Made in…Inzaghi, i fratelli che fanno sognare due città

Made in…Inzaghi, i fratelli che fanno sognare due città
© foto www.imagephotoagency.it

Simone Inzaghi porta la Lazio a -3 dalla vetta, Pippo è primo in Serie B con il Venezia, i due fratelli ora vincono e convincono

Non è più questione di scegliere quale fratello è il migliore o il più vincente, il marchio unitario degli Inzaghi occupa attualmente i piani nobilissimi dei palazzi che contano del calcio italiano, Filippo è primo a pari merito con l’Empoli in Serie B, mentre Simone è a -3 dalla vetta occupata dal Napoli.

Storie e destini diversi, fin da quando entrambi giocavano: mentre Pippo giocava e vinceva in Italia e in Europa con Juve, Milan e Nazionale, Simone collezionava uno scudetto, una supercoppa Europea, due supercoppe italiane e tre coppe Italia tutte con la maglia della Lazio, cucita addosso.
Da allenatori la storia si è rovesciata, Simone iniziava a stupire a convincere e a vincere sulla panchina della Lazio iniziando dagli Allievi Regionali per finire poi l’anno scorso in prima squadra, Filippo veniva malamente esonerato dopo la tremenda parentesi sulla panchina rossonera. Troppo grande il salto per un allenatore che si affacciava per la prima volta in Serie A, meglio ripartire dalla Lega Pro, con il Venezia di Joe Tacopina che in due anni ha portato in Serie B e dopo il successo di sabato contro l’Empoli è addirittura in testa con la migliore difesa di tutto il torneo.

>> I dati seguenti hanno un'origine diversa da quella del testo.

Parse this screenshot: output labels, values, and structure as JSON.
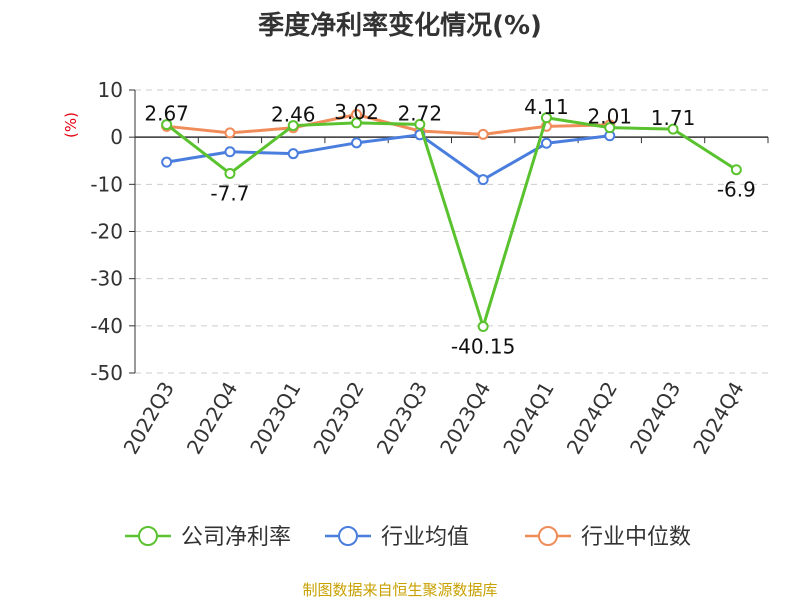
{
  "chart_data": {
    "type": "line",
    "title": "季度净利率变化情况(%)",
    "ylabel": "(%)",
    "xlabel": "",
    "categories": [
      "2022Q3",
      "2022Q4",
      "2023Q1",
      "2023Q2",
      "2023Q3",
      "2023Q4",
      "2024Q1",
      "2024Q2",
      "2024Q3",
      "2024Q4"
    ],
    "ylim": [
      -50,
      10
    ],
    "yticks": [
      10,
      0,
      -10,
      -20,
      -30,
      -40,
      -50
    ],
    "grid": true,
    "legend_position": "bottom",
    "series": [
      {
        "name": "公司净利率",
        "color": "#5ac22e",
        "values": [
          2.67,
          -7.7,
          2.46,
          3.02,
          2.72,
          -40.15,
          4.11,
          2.01,
          1.71,
          -6.9
        ],
        "labels": [
          "2.67",
          "-7.7",
          "2.46",
          "3.02",
          "2.72",
          "-40.15",
          "4.11",
          "2.01",
          "1.71",
          "-6.9"
        ]
      },
      {
        "name": "行业均值",
        "color": "#4a7ede",
        "values": [
          -5.3,
          -3.1,
          -3.5,
          -1.2,
          0.5,
          -9.0,
          -1.3,
          0.3,
          null,
          null
        ]
      },
      {
        "name": "行业中位数",
        "color": "#f08c5a",
        "values": [
          2.3,
          0.9,
          2.0,
          4.8,
          1.3,
          0.6,
          2.3,
          2.6,
          null,
          null
        ]
      }
    ]
  },
  "source": "制图数据来自恒生聚源数据库"
}
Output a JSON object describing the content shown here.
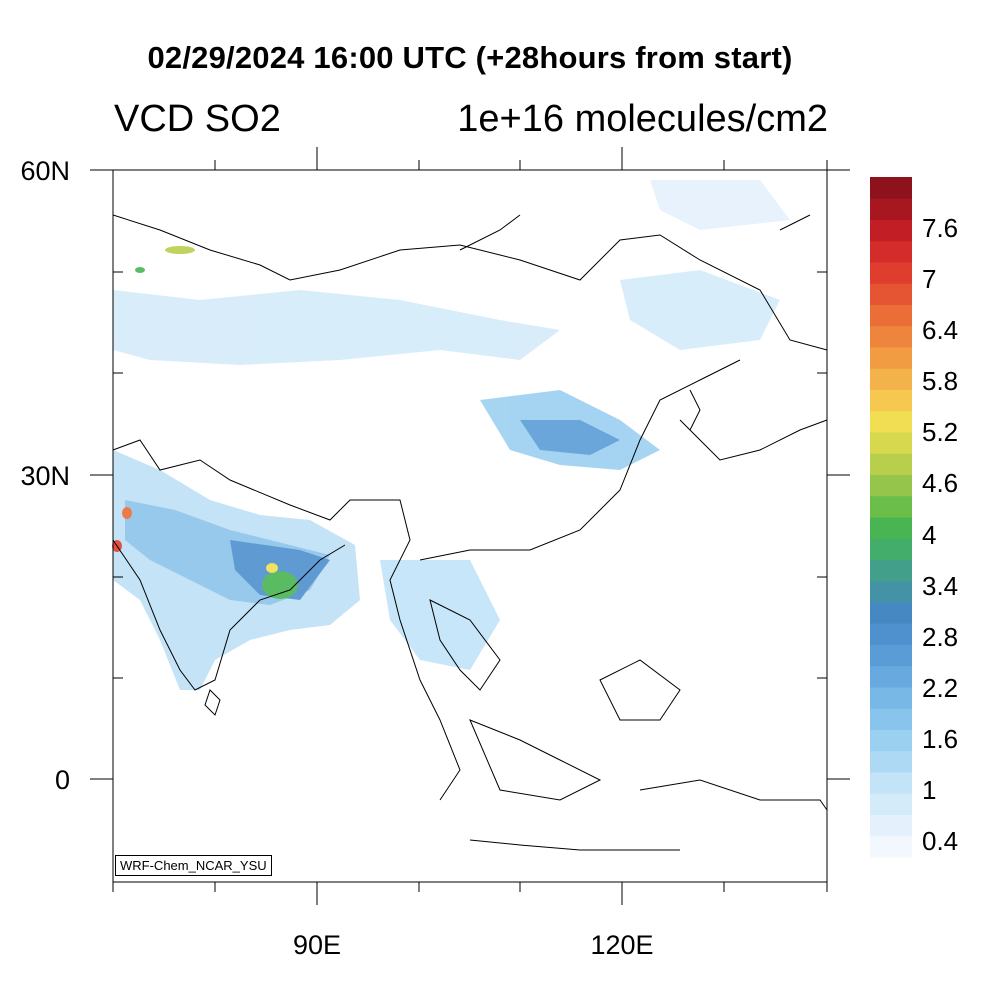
{
  "header": {
    "title": "02/29/2024 16:00 UTC (+28hours from start)",
    "variable": "VCD SO2",
    "units": "1e+16 molecules/cm2"
  },
  "axes": {
    "lat_labels": [
      "60N",
      "30N",
      "0"
    ],
    "lon_labels": [
      "90E",
      "120E"
    ],
    "lat_values": [
      60,
      30,
      0
    ],
    "lon_values": [
      90,
      120
    ],
    "lon_range": [
      70,
      140
    ],
    "lat_range": [
      -10,
      60
    ]
  },
  "colorbar": {
    "labels": [
      "7.6",
      "7",
      "6.4",
      "5.8",
      "5.2",
      "4.6",
      "4",
      "3.4",
      "2.8",
      "2.2",
      "1.6",
      "1",
      "0.4"
    ],
    "colors": [
      "#f2f8fe",
      "#e4f1fc",
      "#d4ebfa",
      "#c2e3f8",
      "#aed9f4",
      "#9cd0f1",
      "#89c4ec",
      "#78b8e6",
      "#68aadf",
      "#5a9dd6",
      "#4f90cf",
      "#4689c2",
      "#4392a6",
      "#42a08a",
      "#43ad6c",
      "#48b552",
      "#6cbe4a",
      "#95c64b",
      "#b8cf4d",
      "#d8d84f",
      "#f2de52",
      "#f6c84f",
      "#f4b34a",
      "#f19c43",
      "#ee853d",
      "#eb6d37",
      "#e55533",
      "#df3e2f",
      "#d32c2b",
      "#c11f25",
      "#a8171f",
      "#8e121b"
    ]
  },
  "credit": "WRF-Chem_NCAR_YSU"
}
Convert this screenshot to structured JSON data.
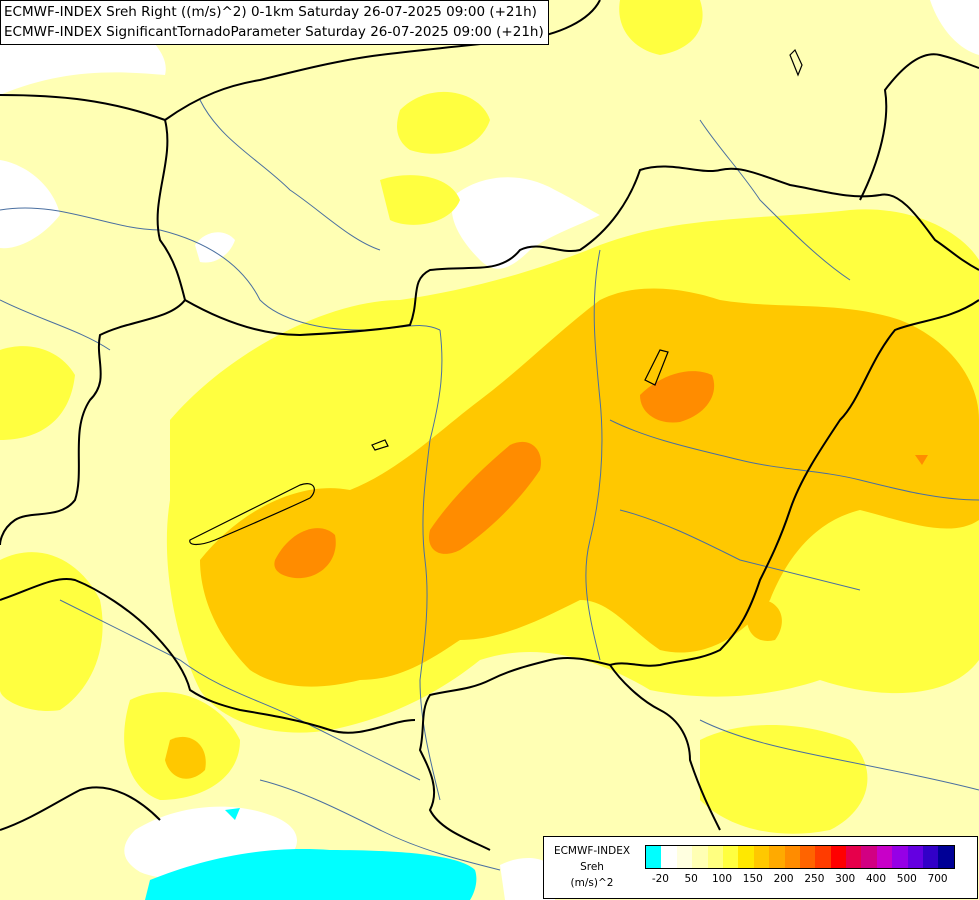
{
  "title_lines": [
    "ECMWF-INDEX Sreh Right ((m/s)^2) 0-1km Saturday 26-07-2025 09:00 (+21h)",
    "ECMWF-INDEX SignificantTornadoParameter Saturday 26-07-2025 09:00 (+21h)"
  ],
  "legend": {
    "source": "ECMWF-INDEX",
    "variable": "Sreh",
    "unit": "(m/s)^2",
    "colors": [
      "#00ffff",
      "#ffffff",
      "#ffffe0",
      "#ffffb4",
      "#ffff80",
      "#ffff40",
      "#ffe800",
      "#ffc800",
      "#ffaa00",
      "#ff8c00",
      "#ff6400",
      "#ff3c00",
      "#ff0000",
      "#e6004b",
      "#d20082",
      "#c800c8",
      "#9600e6",
      "#6400e1",
      "#3200c8",
      "#000096"
    ],
    "tick_labels": [
      "-20",
      "50",
      "100",
      "150",
      "200",
      "250",
      "300",
      "400",
      "500",
      "700"
    ]
  },
  "colors": {
    "field_light": "#ffffb4",
    "field_yellow": "#ffff40",
    "field_gold": "#ffc800",
    "field_orange": "#ff8c00",
    "field_white": "#ffffff",
    "field_cyan": "#00ffff",
    "borders": "#000000",
    "rivers": "#4a6fa0"
  }
}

Ora entrambi si scambiano complimenti sinceri: Filippo afferma che suo fratello sia l’allenatore più forte in Europa mentre l’altro risponde che suo fratello è più bravo di lui. La stima reciproca è evidente ma due tratti accomunano i due allenatori: l’attenzione meticolosa ai dettagli e il non fissarsi su un unico schema di gioco. Simone Inzaghi ha creato un innovativo 3-5-1-1 sfruttando al massimo le qualità di Milinkovic Savic e Immobile mentre Filippo Inzaghi dopo alcuni esperimenti è riuscito a collaudare il suo Venezia con un 3-5-2 che ha permesso ai veneti di volare in campionato. In attesa di uno scontro (verosimilmente il prossimo anno) in Serie A, ora fanno sognare due città.